1. Die von Zeitschel mehrfach angesprochene Weisung des Reichsführers-SS, wonach „bis auf Weiteres keinesfalls Juden von einem Land in das andere verschoben werden“ sollten,80 war inzwischen aufgehoben worden, Mitte September war die grundsätzliche Entscheidung gefallen, Judentransporte aus den besetzten Gebieten, zumindest aus Frankreich, in Zukunft durchzuführen.

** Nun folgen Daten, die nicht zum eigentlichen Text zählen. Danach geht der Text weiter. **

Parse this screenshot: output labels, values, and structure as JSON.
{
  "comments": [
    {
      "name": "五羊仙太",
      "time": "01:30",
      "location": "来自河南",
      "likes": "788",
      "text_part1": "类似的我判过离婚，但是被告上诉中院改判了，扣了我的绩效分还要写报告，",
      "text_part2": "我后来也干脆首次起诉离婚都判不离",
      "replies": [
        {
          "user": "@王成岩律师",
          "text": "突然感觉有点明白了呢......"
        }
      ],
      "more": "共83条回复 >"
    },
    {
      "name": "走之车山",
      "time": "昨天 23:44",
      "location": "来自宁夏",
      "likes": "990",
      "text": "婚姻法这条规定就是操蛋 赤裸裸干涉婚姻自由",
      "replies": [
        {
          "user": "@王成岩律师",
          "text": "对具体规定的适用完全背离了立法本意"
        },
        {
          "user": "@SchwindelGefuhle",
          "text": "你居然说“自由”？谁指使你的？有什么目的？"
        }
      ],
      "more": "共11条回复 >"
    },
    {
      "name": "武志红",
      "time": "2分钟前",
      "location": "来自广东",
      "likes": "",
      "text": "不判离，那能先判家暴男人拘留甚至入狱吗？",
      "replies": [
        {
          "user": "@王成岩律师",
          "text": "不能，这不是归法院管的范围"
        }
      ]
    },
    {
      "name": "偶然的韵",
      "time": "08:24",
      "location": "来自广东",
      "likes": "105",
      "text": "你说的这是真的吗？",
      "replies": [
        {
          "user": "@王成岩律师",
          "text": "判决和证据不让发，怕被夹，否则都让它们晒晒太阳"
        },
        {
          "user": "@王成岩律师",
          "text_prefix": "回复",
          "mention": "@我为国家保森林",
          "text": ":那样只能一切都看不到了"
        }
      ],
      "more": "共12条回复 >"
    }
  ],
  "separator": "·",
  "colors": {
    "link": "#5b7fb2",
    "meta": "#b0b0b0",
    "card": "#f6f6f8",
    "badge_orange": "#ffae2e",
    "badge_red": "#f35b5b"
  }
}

2. Allen deutschen Stellen in Paris muß seit Anfang Oktober 1941 eine vorläufige Zusage Himmlers bekannt gewesen sein, die in den Lagern der französischen Nordzone internierten jüdischen Männer – zu diesem Zeitpunkt handelte es sich wie gesagt um etwa 7.500 Personen – „nach dem Osten“ zu deportieren. Ende des Monats, am 23. Oktober, wurde der Beauftragte der Sipo-SD für Belgien und Frankreich zudem vom Reichssicherheitshauptamt darüber informiert, daß Himmler ein generelles Auswanderungsverbot für Juden aus den besetzten Gebieten angeordnet hatte – der Erlaß enthielt den Zusatz: „Evakuierungsaktionen bleiben hiervon unberührt.“81 Damit geriet die antijüdische Politik der Militärverwaltung in den Mahlstrom der beginnenden „Endlösung“. Auf den weiteren Fortgang, der nicht nur durch die – von Zeitschel erstmals angesprochene – Frage der Transportmittel bestimmt war, werde ich im übernächsten Abschnitt eingehen.